'I love William Nicholson’s work. His still-lifes are incomparable.'
Gertrude Jekyll, 1920, by Sir William Nicholson (1872–1949), 30in by 30½in, National Portrait Gallery, London
Penelope Lively says:
This portrait, for me, is a happy combination of two artists I much admire. I love William Nicholson’s work. His still-lifes are incomparable. He was a prolific portrait painter and here there is a personal element: he was a friend of my grandmother’s and painted five of her six children. His portrait of my aunt Diana as a wonderfully feisty young woman was the centrepiece of the Royal Academy’s Nicholson exhibition in 2004. And, like all gardeners, I am indebted to Gertrude Jekyll for her garden artistry, which still influences the way in which we garden. She looks rather like Queen Victoria here and those unrelaxed hands suggest that she is wishing this painter fellow would be done and she could get back to the garden.
Dame Penelope Lively is a Booker Prize-winning novelist and writer. Her forthcoming collection
of short stories, The Purple Swamp Hen, will be published in November.
John McEwen comments on Gertrude Jekyll:
In February 1921, Emily Lutyens wrote to her husband Sir Edwin ‘Ned’ Lutyens (1869–1944), architect and frequent collaborator with the gardener Gertrude ‘Bumps’ Jekyll (1843–1932): ‘I have not seen Nicholson’s picture yet—but the photograph in Country Life is marvellous—and gives Bumps exactly!’ Lutyens had commissioned the portrait. He bequeathed it to the National Portrait Gallery (NPG).
Nicholson wrote to Miss Jekyll’s sister-in-law: ‘It was a great event for me to meet Gertrude Jekyll… It wasn’t an easy job… she thought herself unpaintable—she said she needed to rest, and there was one chair in front of the fire where she always rested. However I managed to overcome… all these little difficulties, and painted her while she rested.

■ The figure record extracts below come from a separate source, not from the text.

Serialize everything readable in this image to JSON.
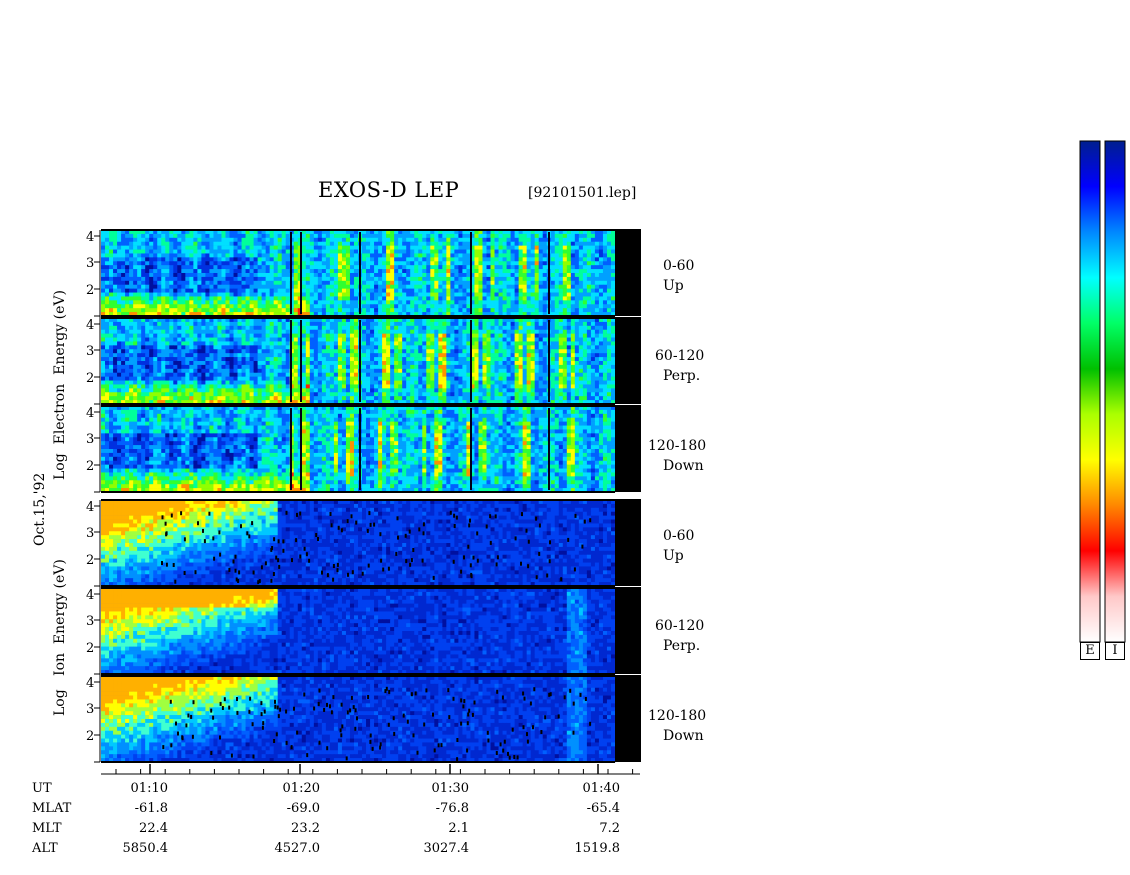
{
  "header": {
    "title": "EXOS-D LEP",
    "filename": "[92101501.lep]"
  },
  "date_label": "Oct.15,'92",
  "electron_axis_label": [
    "Log",
    "Electron",
    "Energy",
    "(eV)"
  ],
  "ion_axis_label": [
    "Log",
    "Ion",
    "Energy",
    "(eV)"
  ],
  "panels": [
    {
      "species": "Electron",
      "range": "0-60",
      "dir": "Up"
    },
    {
      "species": "Electron",
      "range": "60-120",
      "dir": "Perp."
    },
    {
      "species": "Electron",
      "range": "120-180",
      "dir": "Down"
    },
    {
      "species": "Ion",
      "range": "0-60",
      "dir": "Up"
    },
    {
      "species": "Ion",
      "range": "60-120",
      "dir": "Perp."
    },
    {
      "species": "Ion",
      "range": "120-180",
      "dir": "Down"
    }
  ],
  "y_ticks": [
    "4",
    "3",
    "2"
  ],
  "x_axis": {
    "rows": [
      {
        "name": "UT",
        "values": [
          "01:10",
          "01:20",
          "01:30",
          "01:40"
        ]
      },
      {
        "name": "MLAT",
        "values": [
          "-61.8",
          "-69.0",
          "-76.8",
          "-65.4"
        ]
      },
      {
        "name": "MLT",
        "values": [
          "22.4",
          "23.2",
          "2.1",
          "7.2"
        ]
      },
      {
        "name": "ALT",
        "values": [
          "5850.4",
          "4527.0",
          "3027.4",
          "1519.8"
        ]
      }
    ]
  },
  "colorbar": {
    "labels": [
      "E",
      "I"
    ],
    "colors": [
      "#001f8f",
      "#0000ff",
      "#0088ff",
      "#00ffff",
      "#00ff66",
      "#00c000",
      "#aaff00",
      "#ffff00",
      "#ff8800",
      "#ff0000",
      "#ffc8c8",
      "#ffffff"
    ]
  },
  "chart_data": {
    "type": "heatmap",
    "title": "EXOS-D LEP",
    "xlabel": "UT",
    "ylabel": "Log Energy (eV)",
    "x_ticks": [
      "01:10",
      "01:20",
      "01:30",
      "01:40"
    ],
    "y_ticks": [
      2,
      3,
      4
    ],
    "ylim": [
      1,
      4.2
    ],
    "series": [
      {
        "name": "Electron 0-60 Up"
      },
      {
        "name": "Electron 60-120 Perp."
      },
      {
        "name": "Electron 120-180 Down"
      },
      {
        "name": "Ion 0-60 Up"
      },
      {
        "name": "Ion 60-120 Perp."
      },
      {
        "name": "Ion 120-180 Down"
      }
    ]
  }
}
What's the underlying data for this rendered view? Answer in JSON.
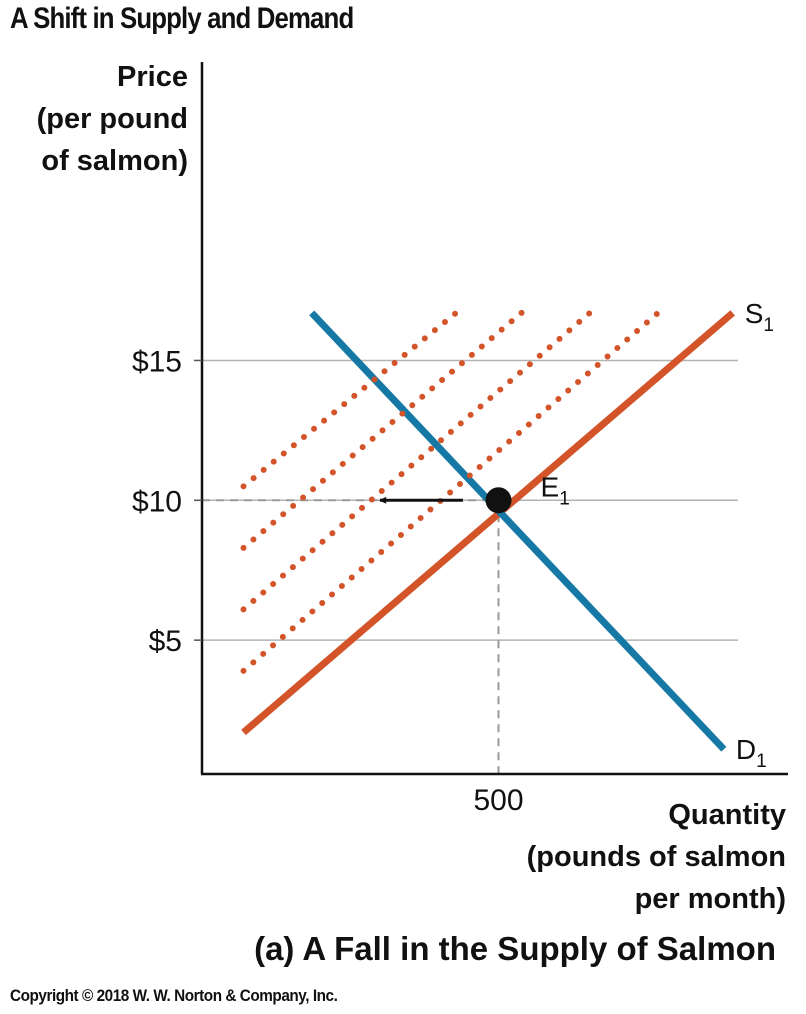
{
  "chart_data": {
    "type": "line",
    "title": "A Shift in Supply and Demand",
    "subtitle": "(a) A Fall in the Supply of Salmon",
    "ylabel": "Price\n(per pound\nof salmon)",
    "xlabel": "Quantity\n(pounds of salmon\nper month)",
    "xlim": [
      0,
      1000
    ],
    "ylim": [
      0,
      25
    ],
    "y_ticks": [
      {
        "value": 5,
        "label": "$5"
      },
      {
        "value": 10,
        "label": "$10"
      },
      {
        "value": 15,
        "label": "$15"
      }
    ],
    "x_ticks": [
      {
        "value": 500,
        "label": "500"
      }
    ],
    "grid": "horizontal at y ticks",
    "series": [
      {
        "name": "S",
        "sub": "1",
        "color": "#d4542a",
        "style": "solid",
        "x": [
          70,
          895
        ],
        "y": [
          1.7,
          16.7
        ]
      },
      {
        "name": "D",
        "sub": "1",
        "color": "#1679a5",
        "style": "solid",
        "x": [
          185,
          880
        ],
        "y": [
          16.7,
          1.1
        ]
      },
      {
        "color": "#d4542a",
        "style": "dotted",
        "x": [
          70,
          780
        ],
        "y": [
          3.9,
          16.9
        ]
      },
      {
        "color": "#d4542a",
        "style": "dotted",
        "x": [
          70,
          665
        ],
        "y": [
          6.1,
          16.9
        ]
      },
      {
        "color": "#d4542a",
        "style": "dotted",
        "x": [
          70,
          550
        ],
        "y": [
          8.3,
          16.9
        ]
      },
      {
        "color": "#d4542a",
        "style": "dotted",
        "x": [
          70,
          440
        ],
        "y": [
          10.5,
          16.9
        ]
      }
    ],
    "points": [
      {
        "name": "E",
        "sub": "1",
        "x": 500,
        "y": 10
      }
    ],
    "arrow": {
      "from": [
        440,
        10
      ],
      "to": [
        300,
        10
      ]
    }
  },
  "footer": {
    "copyright": "Copyright © 2018 W. W. Norton & Company, Inc."
  }
}
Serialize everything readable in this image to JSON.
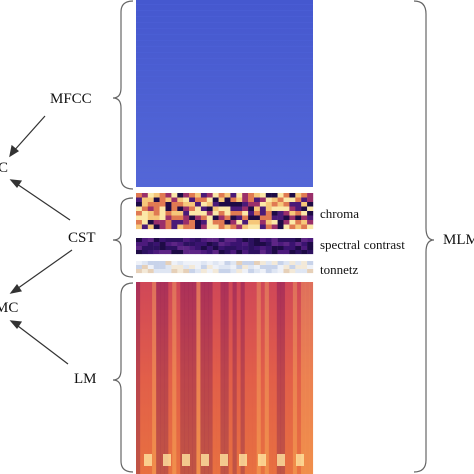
{
  "labels": {
    "mfcc": "MFCC",
    "cst": "CST",
    "lm": "LM",
    "chroma": "chroma",
    "spectral_contrast": "spectral contrast",
    "tonnetz": "tonnetz",
    "mlm": "MLM",
    "c_partial": "C",
    "mc_partial": "MC"
  },
  "colors": {
    "mfcc_panel": "#4a5bd0",
    "chroma_light": "#fbe8a8",
    "chroma_dark": "#2a0f5a",
    "spectral_contrast": "#3a1370",
    "tonnetz": "#dfe6f3",
    "lm_base": "#d04a5a"
  }
}
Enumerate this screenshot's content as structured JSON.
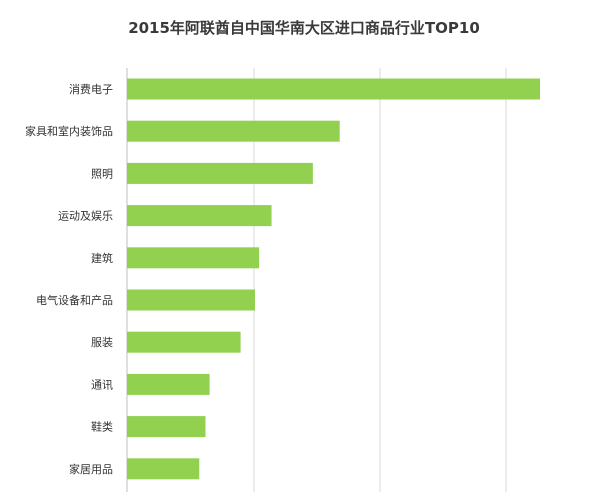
{
  "chart_data": {
    "type": "bar",
    "orientation": "horizontal",
    "title": "2015年阿联酋自中国华南大区进口商品行业TOP10",
    "categories": [
      "消费电子",
      "家具和室内装饰品",
      "照明",
      "运动及娱乐",
      "建筑",
      "电气设备和产品",
      "服装",
      "通讯",
      "鞋类",
      "家居用品"
    ],
    "values": [
      100,
      51.5,
      45,
      35,
      32,
      31,
      27.5,
      20,
      19,
      17.5
    ],
    "xlim": [
      0,
      100
    ],
    "grid": true,
    "colors": {
      "bar": "#92d050",
      "grid": "#d9d9d9",
      "axis": "#bfbfbf",
      "text": "#333333"
    }
  }
}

I didn’t entirely waste the daylight, as I painted her Army boots and gave the result to N. [‘Ned’ Lutyens]… I feel grateful to Providence for the chance she gave me of recording so loveable a character. I am so glad if you think I have put a little of her serene charm into my painting.’
It is easy to imagine Nicholson and Jekyll enjoying each other’s company. She had trained as an artist and both were aesthetic simplifiers. As Margaret Richardson wrote in the 1982 Lutyens exhibition catalogue: ‘Under Miss Jekyll’s puritanical gaze, he [Lutyens] was restrained and learnt to simplify.’ His inscription for her gravestone at Busbridge Church, Godalming, Surrey, was exemplary: ‘Artist, Gardener, Craftswoman.’ She also wrote 13 books. Both she and Lutyens were pillars of Country Life.
Emily Lutyens gave the popular boots picture to the Tate, where it is currently in storage. It should surely be hung at the NPG next to Jekyll’s portrait.